Op 12 maart 2020 vindt er een chatgesprek plaats tussen de telefoon in gebruik bij [medeverdachte 1] en de telefoon in gebruik bij verdachte. Er wordt aangegeven dat verdachte morgen ‘ [vader medeverdachte 1] ’, [vader medeverdachte 1] , moet ophalen en naar hier moet komen. Daarbij worden de adressen [straat 1] en [straat 7] gegeven. Ze gaan het dan rond 5 á 6 uur doen. Hij moet eerst [medeverdachte 1] zien en dan moeten zij later uitstappen. ‘ [broertje medeverdachte 1] ’ en ‘ [vader medeverdachte 1] ’ gaan ook mee.
Uit een ander chatgesprek van 12 maart 2020 tussen de telefoon in gebruik bij verdachte en de telefoon op naam van [medeverdachte 2] blijkt dat [medeverdachte 2] de volgende dag ook meegaat, samen met verdachte en ‘ [vader medeverdachte 1] .’ [medeverdachte 2] zal [medeverdachte 3] meenemen en daarna ‘ [vader medeverdachte 1] ’ en verdachte ophalen.
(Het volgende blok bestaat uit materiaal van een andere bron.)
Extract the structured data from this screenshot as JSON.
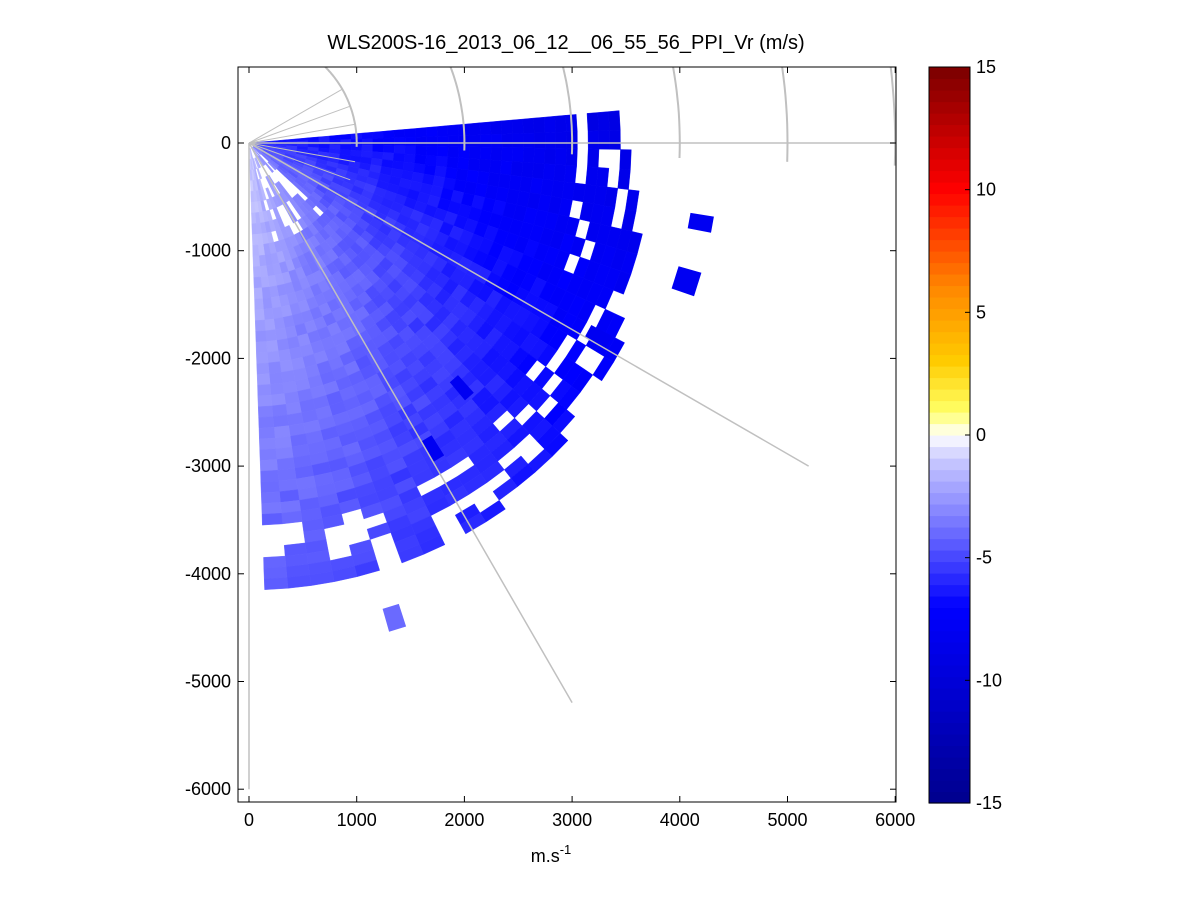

De hond van ‘ [vader medeverdachte 1] ’ gaat ook mee. In het chatgesprek zegt verdachte tegen [medeverdachte 2] : "neem he ding mee" en "manieren leren."
In de telefoon van verdachte worden diverse afbeeldingen van vuurwapens aangetroffen. [30]
De telefoon van [medeverdachte 3] wordt ook onderzocht. [medeverdachte 3] heeft op 13 maart 2020 vanaf 10:12 uur via WhatsApp contact met zijn vriendin. [medeverdachte 3] geeft aan dat hij niet met zijn vriendin af kan spreken en zegt: "luister ik moest vandaag of morgen iets doen, maar ik ga vandaag doen blijkbaar." Op 14 maart 2020 om 03:28 uur wordt er met de telefoon van [medeverdachte 3] een bericht gestuurd naar de telefoon van aangever met de tekst: "dit was alleen een waarschuwing." Tussen vrijdag 13 maart 2020 om 22:24 uur en zaterdag 14 maart 2020 om 00:01 uur vinden er nog gesprekken plaats met de gebruiker van telefoonnummer [telefoonnummer 2] over iets dat verstopt moet worden en morgen opgehaald kan worden. [31]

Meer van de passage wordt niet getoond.